1. Reuters Edison's 450mln euro discount on Qatari LNG holds hope for Europe 11 September 2012, Reuters Edison wins Libya gas arbitration with Eni 1 October 2012, Icis.com Italian Edison wins Algerian long-term natural gas contract case 1 May 2013, Businessweek Gazprom faces arbitration with Edison after ruling on RWE price 30 July 2013, Reuters ENI demands $10 billion from Statoil in arbitration 8 November 2013, New York Times ENI reaches deal with Statoil for gas price cuts 27 February 2014.

2. This is the price re-opener clause from Superior Overseas Development Corporation and Philips Petroleum (UK) Co Ltd v British Gas Corporation [1982] 1 Lloyd's Rep. 262.

3. This is from the price re-opener clause in Gas Natural Aprovisionamientos, SDG, S.A. v. Atlantic LNG Company of Trinidad and Tobago in the United States District Court for the Southern District of New York (2008) WL 4344525 (S.D.N.Y.).

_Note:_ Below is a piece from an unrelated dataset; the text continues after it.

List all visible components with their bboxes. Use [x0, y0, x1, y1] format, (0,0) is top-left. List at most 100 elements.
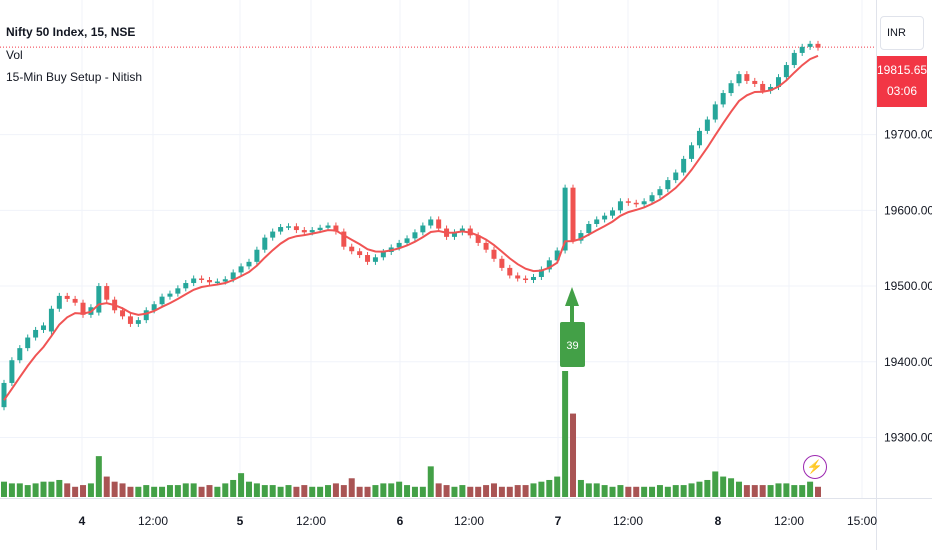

4. For an example of a dispute about the validity of a notice given under a price review clause see Esso Exploration & Production UK Limited v Electricity Supply Board [2004] EWHC 723 (Comm).

5. From a 1975 contract between Sonatrach and Distrigas which is published in the online SEC Info database.

6. For an English seated arbitration, there can be no appeal on law from an award which is made ex aequo et bono, or which is made subject to a foreign substantive law. Otherwise, the interpretation of a clause which provides for when the price is to change is simply a question of law. As such, unless the parties agree otherwise, there will be the possibility of an appeal under section 69 of the Arbitration Act 1996.

7. See Attorney General of Belize & Ors v Belize Telecom & Ors [2009] UKPC 11.

The content of this article is intended to provide a general guide to the subject matter. Specialist advice should be sought about your specific circumstances.